Sunday September 16, 2018
Marty Grosz & Chicago Friends
Andy Schumm, Dave Bock, John Otto,
Mike Walbridge, Paul Asaro
Marty Grosz is widely recognized as today's foremost jazz rhythm guitarist and chord soloist. Marty is an outspoken proponent of acoustic guitar—and a rare player who doesn't have to stop if the lights go out. He is virtually the only major jazz guitarist who doesn’t use an amplifier. This makes him either the last remaining proponent of the acoustic guitar tradition in jazz or the lone harbinger of a new non-electric movement.
Marty sings, too. They are delivered in styles ranging from barrelhouse abandon to whispered restraint, and are sometimes raucous or mischievous, but almost always with a wry sense of the absurd. His spontaneous monologs are often hilarious; His vocals are in the Fats Waller tradition.
Martin O. Grosz was born in Berlin, Germany on February 28, 1930. He has been a resident of the USA since the age of three and began playing ukulele at the age of eight. A few years later he heard a record that highlighted guitarist Bernard Addison’s shuffle-beat behind Roy Eldridge’s trumpet. Out went the uke and in came the banjo and guitar.
While growing up in New York, Marty attended Columbia University and in 1950, recorded his first record with a band that included the young pianist, Dick Wellstood and the veteran New Orleans bassist, Pops Foster.
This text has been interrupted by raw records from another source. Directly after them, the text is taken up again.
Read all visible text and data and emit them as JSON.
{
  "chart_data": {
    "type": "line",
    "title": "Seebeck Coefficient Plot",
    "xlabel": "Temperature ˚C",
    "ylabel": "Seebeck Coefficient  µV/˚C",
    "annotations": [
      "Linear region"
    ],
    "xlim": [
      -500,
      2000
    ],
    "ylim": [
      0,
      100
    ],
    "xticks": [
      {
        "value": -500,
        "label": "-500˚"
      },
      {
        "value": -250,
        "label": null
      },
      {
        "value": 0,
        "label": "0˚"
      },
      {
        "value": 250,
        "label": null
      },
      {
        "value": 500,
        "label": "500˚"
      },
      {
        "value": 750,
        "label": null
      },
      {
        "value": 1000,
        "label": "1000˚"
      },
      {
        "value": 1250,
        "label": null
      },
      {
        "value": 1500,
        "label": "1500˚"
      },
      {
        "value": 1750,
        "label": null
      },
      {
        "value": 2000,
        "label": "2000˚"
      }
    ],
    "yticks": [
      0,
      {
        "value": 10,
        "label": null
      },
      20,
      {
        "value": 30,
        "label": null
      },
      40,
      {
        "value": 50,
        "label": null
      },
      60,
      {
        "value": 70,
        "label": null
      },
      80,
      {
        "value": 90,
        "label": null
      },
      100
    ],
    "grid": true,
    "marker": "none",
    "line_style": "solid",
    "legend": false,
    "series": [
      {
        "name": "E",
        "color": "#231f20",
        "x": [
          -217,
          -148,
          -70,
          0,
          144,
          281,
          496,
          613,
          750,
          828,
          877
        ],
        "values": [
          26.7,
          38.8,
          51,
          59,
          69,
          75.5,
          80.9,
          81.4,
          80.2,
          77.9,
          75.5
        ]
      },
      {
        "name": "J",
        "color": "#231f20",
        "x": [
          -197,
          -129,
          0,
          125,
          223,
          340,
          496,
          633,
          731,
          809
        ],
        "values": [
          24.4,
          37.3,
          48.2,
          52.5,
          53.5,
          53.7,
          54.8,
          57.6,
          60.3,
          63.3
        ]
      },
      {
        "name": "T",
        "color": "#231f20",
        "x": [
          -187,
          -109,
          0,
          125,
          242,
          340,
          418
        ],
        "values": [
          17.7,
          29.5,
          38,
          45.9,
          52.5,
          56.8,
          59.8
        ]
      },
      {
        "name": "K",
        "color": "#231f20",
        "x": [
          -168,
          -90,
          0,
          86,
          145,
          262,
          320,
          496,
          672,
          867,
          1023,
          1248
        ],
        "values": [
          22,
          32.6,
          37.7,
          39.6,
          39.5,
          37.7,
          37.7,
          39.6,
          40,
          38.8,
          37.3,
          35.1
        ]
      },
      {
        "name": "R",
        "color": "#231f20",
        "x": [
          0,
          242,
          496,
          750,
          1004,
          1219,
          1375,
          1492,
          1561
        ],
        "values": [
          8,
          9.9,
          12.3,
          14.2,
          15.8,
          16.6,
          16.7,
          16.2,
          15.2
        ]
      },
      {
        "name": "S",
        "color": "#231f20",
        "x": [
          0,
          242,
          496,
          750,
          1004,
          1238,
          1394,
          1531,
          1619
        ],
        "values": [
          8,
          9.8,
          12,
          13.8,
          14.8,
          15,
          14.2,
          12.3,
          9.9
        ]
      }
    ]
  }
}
Settled in Chicago for nearly 20 years, he played with many of Chicago’s jazz stars such as Albert Ammons, Floyd O’Brien, Art Hodes and Jim Lannigan and he recorded with Dave Remington, Art Hodes, and Albert Nicholas in the 1950s.
It was in 1959 with Marty Grosz, Nappy Trottier, Albert Nicholas and Art Hodes that Mike Walbridge made his first recording. It was done by the Chicago Delmark label. Mike has continued his association with Marty by putting together the “Chicago Friends” for this concert.
Marty returned to New York in 1975 to join Bob Wilber and Kenny Davern’s Soprano Summit. He then toured and recorded with Dick Wellstood’s Friends of Fats, Yank Lawson and Bob Haggart and the New York Jazz Repertory Orchestra directed by Dick Hyman. Later he headed the Orphan Newsboys, a superb quartet that included Peter Ecklund, Bobby Gordon and Bassist Greg Cohen.
Marty has appeared at guitar concerts with such players as Joe Pass, Herb Ellis and Charlie Byrd. He enjoys playing guitar duets and often works in a duet context with a violinist or saxophonist.